Já Nilza Pereira, representante da Intersindical – Central da Classe Trabalhadora, afirmou ter expectativa de que o governo se envolva mais nas pautas das centrais. “A nossa expectativa é que o presidente possa dar voz à pauta. Ele e o governo têm dado voz à nossa pauta, mas uma voz tímida, porque, como eles mesmos dizem, eles são governo para todos”, afirmou a dirigente.
Fim da jornada 6×1
Um dos focos da conversa entre o presidente e os representantes sindicais na tarde desta terça foi a redução da jornada de trabalho sem diminuição do salário, tema que tem ganhado popularidade no Brasil a partir da discussão sobre o fim da jornada 6×1.

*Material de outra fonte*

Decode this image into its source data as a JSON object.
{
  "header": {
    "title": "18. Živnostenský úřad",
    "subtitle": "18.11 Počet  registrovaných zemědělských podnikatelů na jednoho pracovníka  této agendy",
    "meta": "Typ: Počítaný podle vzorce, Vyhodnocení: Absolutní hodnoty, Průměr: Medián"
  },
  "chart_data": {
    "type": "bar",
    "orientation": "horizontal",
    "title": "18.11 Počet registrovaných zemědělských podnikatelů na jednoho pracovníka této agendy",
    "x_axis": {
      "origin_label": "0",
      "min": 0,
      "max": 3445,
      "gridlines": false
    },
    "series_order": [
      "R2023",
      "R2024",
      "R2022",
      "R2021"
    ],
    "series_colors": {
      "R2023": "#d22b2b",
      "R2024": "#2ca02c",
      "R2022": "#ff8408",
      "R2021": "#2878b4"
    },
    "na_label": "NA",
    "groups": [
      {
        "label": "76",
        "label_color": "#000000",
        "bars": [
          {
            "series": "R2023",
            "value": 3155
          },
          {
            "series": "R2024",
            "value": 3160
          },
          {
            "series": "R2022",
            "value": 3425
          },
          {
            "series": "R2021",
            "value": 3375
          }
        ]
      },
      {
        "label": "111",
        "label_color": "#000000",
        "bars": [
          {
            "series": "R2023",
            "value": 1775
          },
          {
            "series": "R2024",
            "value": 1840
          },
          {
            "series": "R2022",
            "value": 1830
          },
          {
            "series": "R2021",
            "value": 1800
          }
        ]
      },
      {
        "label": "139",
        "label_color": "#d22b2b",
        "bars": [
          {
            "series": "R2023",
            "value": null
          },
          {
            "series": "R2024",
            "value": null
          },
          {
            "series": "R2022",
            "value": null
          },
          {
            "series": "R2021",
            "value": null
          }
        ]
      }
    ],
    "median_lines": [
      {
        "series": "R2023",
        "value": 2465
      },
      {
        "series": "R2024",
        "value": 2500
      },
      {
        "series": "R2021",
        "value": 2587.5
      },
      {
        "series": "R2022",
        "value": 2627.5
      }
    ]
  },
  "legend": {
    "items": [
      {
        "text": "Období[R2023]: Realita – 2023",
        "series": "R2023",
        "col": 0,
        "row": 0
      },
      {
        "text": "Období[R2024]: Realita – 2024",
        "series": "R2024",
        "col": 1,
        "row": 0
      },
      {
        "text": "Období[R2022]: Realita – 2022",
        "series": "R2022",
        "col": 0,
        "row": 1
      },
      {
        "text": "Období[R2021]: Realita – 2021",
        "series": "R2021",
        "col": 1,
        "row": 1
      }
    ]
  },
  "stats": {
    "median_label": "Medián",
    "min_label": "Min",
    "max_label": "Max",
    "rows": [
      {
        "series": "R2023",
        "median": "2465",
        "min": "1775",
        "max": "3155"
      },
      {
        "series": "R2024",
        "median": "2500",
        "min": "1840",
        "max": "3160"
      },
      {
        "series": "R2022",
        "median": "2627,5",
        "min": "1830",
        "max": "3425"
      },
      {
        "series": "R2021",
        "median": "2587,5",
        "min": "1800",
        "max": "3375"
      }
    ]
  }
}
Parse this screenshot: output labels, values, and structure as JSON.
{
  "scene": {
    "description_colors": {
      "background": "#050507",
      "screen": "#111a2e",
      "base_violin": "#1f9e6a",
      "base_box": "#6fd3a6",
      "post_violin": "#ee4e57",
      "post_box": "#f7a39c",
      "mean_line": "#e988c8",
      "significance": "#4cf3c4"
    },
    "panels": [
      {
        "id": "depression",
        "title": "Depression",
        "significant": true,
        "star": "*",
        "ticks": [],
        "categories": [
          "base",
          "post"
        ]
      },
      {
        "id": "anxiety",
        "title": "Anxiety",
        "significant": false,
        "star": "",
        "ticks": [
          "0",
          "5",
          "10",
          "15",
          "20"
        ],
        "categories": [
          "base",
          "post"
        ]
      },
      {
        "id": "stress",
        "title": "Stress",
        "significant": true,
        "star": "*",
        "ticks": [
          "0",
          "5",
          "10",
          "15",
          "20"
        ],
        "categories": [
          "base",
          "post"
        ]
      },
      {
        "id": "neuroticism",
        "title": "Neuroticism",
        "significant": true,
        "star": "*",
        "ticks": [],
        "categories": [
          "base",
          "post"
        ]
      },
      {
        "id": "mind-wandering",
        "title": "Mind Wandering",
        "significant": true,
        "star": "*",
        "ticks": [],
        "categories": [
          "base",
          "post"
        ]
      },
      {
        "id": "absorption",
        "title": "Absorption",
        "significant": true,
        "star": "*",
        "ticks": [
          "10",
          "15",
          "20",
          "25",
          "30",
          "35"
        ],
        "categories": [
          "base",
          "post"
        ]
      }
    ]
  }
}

“A gente não quer viver para trabalhar, a gente quer trabalhar para viver. E dessa forma não dá”, disse a presidente da Intersindical, destacando ainda os níveis de dificuldade impostos pela jornada exaustiva, se consideradas outras variáveis. “Para as mulheres é muito mais pesado, porque todo o trabalho da casa, toda educação de filho, todo o cuidado com as pessoas doentes, com os idosos, fica sobre as mulheres e elas também estão submetidas a essa jornada. Então, se é difícil para os homens, é mais difícil para as mulheres. Se a gente fizer um recorte para mulheres é mais pesado ainda. E se a gente for aumentando esses recordes, LGBT, PCD [Pessoas com Deficiência], a gente vai vendo que são essas pessoas com essas características que estão dentro dessa jornada que é desumana”, destacou.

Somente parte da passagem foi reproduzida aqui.